En effet, à l’automne 2022, les policiers des Bouches du Rhône s’étaient particulièrement mobilisés contre cette réforme mise en place au 1er janvier 2024. Une mission d’information du Sénat avait plaidé pour un report de cette réforme censé mettre fin à ce fonctionnement en silo en créant quatre filières de métiers : les « filières » sécurité et paix publiques, renseignement territorial, police judiciaire et frontières et immigration irrégulière, chapotées par un directeur départemental de la police nationale (DDPN) sous l’autorité du préfet. Face aux craintes des OPJ (officiers de police judiciaire) de perdre leurs spécificités et de voir leur travail dévalorisé, le directeur de la Police National, Frédéric Veaux s’était engagé à ce que « les effectifs relevant du périmètre de la direction centrale de la PJ ne soient pas mis à contribution pour traiter les stocks de procédure, et à ce qu’aucun agent de la PJ ne soit contraint de changer de métier ou de résidence administrative. » Etienne Blanc, rapporteur de la commission d’enquête du Sénat sur le narcotrafic a pu constater lors de cette mission « une difficulté grandissante à recruter des enquêteurs.
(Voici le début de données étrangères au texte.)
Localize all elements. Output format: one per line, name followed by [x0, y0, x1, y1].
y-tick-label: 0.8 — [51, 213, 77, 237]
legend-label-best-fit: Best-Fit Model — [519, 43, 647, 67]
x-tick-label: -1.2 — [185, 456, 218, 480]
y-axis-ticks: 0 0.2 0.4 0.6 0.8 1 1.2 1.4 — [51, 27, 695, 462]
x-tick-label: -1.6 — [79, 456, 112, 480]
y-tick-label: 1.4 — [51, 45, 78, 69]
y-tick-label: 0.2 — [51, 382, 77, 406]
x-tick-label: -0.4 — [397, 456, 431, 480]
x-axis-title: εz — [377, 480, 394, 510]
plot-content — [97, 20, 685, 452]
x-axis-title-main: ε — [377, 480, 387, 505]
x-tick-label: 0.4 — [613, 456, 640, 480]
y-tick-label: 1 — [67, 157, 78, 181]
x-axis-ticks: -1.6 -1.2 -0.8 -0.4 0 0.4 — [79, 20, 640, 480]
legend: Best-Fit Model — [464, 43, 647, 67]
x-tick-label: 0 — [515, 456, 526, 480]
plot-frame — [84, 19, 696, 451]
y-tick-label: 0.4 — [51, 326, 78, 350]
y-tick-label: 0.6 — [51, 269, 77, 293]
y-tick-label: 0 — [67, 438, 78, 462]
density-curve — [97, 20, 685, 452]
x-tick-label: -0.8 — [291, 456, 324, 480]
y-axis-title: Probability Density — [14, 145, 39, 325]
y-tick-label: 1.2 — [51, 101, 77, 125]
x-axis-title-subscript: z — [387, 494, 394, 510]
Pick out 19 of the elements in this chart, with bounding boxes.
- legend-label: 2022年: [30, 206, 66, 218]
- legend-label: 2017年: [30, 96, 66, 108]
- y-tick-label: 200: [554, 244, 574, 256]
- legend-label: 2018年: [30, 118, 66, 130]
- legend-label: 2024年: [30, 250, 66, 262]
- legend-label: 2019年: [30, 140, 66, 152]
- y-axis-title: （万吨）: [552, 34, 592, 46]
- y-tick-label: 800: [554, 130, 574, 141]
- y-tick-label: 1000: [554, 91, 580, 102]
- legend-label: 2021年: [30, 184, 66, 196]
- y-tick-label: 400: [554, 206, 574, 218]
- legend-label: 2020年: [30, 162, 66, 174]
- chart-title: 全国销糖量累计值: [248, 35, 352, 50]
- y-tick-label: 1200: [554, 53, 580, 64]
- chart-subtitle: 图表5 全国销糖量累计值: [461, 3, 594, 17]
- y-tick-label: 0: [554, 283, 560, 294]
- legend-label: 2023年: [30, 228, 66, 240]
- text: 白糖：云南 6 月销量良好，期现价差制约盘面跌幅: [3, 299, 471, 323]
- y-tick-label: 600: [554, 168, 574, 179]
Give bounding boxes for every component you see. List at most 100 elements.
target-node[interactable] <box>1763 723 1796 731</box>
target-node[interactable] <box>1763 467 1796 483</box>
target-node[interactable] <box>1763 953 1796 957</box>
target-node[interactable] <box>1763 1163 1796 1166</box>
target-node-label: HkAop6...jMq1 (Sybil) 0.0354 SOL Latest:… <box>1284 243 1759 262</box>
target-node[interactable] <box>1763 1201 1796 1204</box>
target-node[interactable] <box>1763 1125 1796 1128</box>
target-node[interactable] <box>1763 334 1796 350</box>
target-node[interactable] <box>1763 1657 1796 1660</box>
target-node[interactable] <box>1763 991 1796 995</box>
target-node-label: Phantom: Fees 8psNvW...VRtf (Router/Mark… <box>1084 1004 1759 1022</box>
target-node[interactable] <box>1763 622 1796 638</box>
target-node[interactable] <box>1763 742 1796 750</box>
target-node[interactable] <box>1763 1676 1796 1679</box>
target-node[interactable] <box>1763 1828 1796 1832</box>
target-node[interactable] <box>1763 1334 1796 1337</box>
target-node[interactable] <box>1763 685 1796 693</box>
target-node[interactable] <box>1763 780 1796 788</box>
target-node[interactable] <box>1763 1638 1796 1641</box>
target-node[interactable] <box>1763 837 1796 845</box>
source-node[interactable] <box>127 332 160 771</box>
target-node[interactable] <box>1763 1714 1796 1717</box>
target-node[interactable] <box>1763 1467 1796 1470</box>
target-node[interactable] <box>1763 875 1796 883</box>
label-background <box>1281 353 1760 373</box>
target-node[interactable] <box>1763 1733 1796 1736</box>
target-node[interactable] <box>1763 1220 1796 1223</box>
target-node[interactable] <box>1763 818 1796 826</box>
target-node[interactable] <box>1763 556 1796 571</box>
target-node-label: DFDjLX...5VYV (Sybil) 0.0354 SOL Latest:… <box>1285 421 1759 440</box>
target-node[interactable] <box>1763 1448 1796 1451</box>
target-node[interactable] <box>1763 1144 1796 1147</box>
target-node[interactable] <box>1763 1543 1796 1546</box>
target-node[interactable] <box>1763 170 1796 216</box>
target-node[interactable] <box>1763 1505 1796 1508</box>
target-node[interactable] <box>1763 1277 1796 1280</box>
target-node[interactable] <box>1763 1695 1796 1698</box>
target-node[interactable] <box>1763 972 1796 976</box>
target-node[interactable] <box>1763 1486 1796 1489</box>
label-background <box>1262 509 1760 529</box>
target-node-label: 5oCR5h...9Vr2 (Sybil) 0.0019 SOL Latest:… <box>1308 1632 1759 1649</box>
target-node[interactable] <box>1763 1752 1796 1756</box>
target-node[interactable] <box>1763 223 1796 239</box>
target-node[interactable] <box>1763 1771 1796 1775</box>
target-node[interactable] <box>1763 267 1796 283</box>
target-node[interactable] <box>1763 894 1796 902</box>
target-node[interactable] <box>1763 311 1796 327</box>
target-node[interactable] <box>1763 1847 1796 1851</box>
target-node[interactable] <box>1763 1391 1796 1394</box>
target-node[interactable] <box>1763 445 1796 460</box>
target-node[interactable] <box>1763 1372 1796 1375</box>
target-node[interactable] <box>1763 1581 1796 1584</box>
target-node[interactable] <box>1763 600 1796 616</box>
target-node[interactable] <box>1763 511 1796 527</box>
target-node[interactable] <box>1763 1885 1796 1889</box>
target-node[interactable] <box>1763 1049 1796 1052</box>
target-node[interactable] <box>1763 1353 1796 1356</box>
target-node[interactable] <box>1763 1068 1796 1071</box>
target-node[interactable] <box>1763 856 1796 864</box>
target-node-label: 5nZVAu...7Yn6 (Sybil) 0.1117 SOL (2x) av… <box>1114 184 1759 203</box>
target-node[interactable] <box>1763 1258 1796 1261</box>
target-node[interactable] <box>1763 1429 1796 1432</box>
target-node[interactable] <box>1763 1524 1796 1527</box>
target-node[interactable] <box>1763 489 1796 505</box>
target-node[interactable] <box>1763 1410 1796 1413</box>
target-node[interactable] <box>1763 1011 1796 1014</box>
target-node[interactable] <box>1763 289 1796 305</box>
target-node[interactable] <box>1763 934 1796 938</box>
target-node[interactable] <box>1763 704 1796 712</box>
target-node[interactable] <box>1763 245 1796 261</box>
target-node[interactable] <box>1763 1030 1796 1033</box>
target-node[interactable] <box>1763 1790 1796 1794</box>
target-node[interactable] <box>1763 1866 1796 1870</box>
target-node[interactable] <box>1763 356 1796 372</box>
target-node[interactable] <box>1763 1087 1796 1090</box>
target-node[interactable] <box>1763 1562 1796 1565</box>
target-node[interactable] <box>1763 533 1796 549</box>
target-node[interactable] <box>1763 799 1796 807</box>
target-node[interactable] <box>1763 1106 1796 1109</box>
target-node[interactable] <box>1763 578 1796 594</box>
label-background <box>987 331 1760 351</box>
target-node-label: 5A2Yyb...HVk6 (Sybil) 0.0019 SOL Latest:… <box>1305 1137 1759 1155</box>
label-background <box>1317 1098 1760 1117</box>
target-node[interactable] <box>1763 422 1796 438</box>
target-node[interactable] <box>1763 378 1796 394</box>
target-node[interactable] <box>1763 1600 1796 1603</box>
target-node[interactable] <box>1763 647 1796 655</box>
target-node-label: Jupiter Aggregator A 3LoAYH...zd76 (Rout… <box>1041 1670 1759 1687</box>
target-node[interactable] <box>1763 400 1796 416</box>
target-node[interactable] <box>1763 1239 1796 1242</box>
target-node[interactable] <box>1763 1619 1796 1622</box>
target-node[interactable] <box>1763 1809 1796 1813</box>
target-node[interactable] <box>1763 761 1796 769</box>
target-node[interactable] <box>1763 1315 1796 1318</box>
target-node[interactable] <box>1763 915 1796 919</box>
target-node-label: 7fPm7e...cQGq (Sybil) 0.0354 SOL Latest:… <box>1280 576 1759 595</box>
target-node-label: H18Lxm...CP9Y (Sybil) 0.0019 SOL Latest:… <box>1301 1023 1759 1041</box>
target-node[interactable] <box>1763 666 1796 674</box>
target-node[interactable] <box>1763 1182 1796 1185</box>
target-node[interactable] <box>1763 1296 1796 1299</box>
On l’a vu avec l’affaire Nahel, un climat général d’insécurité entoure les forces de l’ordre. A l’insécurité physique c’est ajouté l’insécurité juridique pour les enquêteurs qui sont devenus des paperassiers ».

« Les opérations ‘’Place nette’’ consomment des moyens considérables, mais ne permettent pas de remonter la filière »

Le rapport de la Cour des comptes constate que les missions périphériques représentent plus de 11 % du temps de travail des agents et plaide pour une révision des missions et une meilleure coordination des primes pour « améliorer la situation ». « Les agents de police judiciaire spécialisés dans le haut du spectre de la délinquance […] mènent des enquêtes longues et complexes, et craignent de devoir renforcer leurs collègues des divisions dont les procédures s’accumulent, en particulier concernant la délinquance du quotidien », écrivent les magistrats.

« A Marseille, vous avez 91 000 dossiers en attente. Le rapport de la Cour des Comptes traduit les recommandations de la commission d’enquête du Sénat sur le narcotrafic, comme le renforcement de la prévention auprès des mineurs et le constat que les opérations ‘’Place nette’’ ne pouvaient pas, elles seules endiguer le trafic », observe le président socialiste de cette commission d’enquête, Jérôme Durain, par ailleurs co-rapporteur d’une mission d’information sur la réforme de la PJ. « Les opérations ‘’Place nette’’ consomment des moyens considérables mais ne permettent pas de remonter la filière. Le trafic reprend ses droits au bout d’un moment », complète Etienne Blanc. La commission d’enquête du Sénat, qui a conduit au dépôt d’une proposition de loi appelle à un renforcement de la réponse pénale par une lutte accrue contre le blanchiment et la corruption, c’est-à-dire « en tapant au portefeuille » des têtes de réseaux. (lire notre article).

« Nous avons un rendez-vous de travail avec la Chancellerie dans les prochains jours pour déterminer quel véhicule législatif vont emprunter nos propositions », indique Jérôme Durain. Bruno Retailleau, le ministre de l’Intérieur a déclaré récemment vouloir faire de la lutte contre le narcotrafic « une cause nationale ».

Des opérations qui ont permis le démantèlement de 40 % des points de deal de la ville, mais restreignent « les moyens consacrés à d’autres missions, notamment la délinquance économique et financière et le blanchiment » ont relevé les magistrats. « La grande cause de Marseille en Grand, c’était la lutte contre la délinquance du quotidien. Si on décide de mettre le gros des effectifs dans la lutte contre le narcotrafic, ça se fait forcément aussi au détriment de la police de contact, qui fait du flagrant délit », ajoute Linda Kebbab.

Enfin, la Cour des comptes pointe de possibles problèmes de gouvernance, avec l’existence depuis 2012 d’une préfecture de police, la seule en France hors Paris. « La coexistence de deux préfets de plein exercice a entraîné des frictions et des conflits de compétence », observe la Cour qui recommande « d’ajuster et de clarifier la répartition des compétences entre eux ».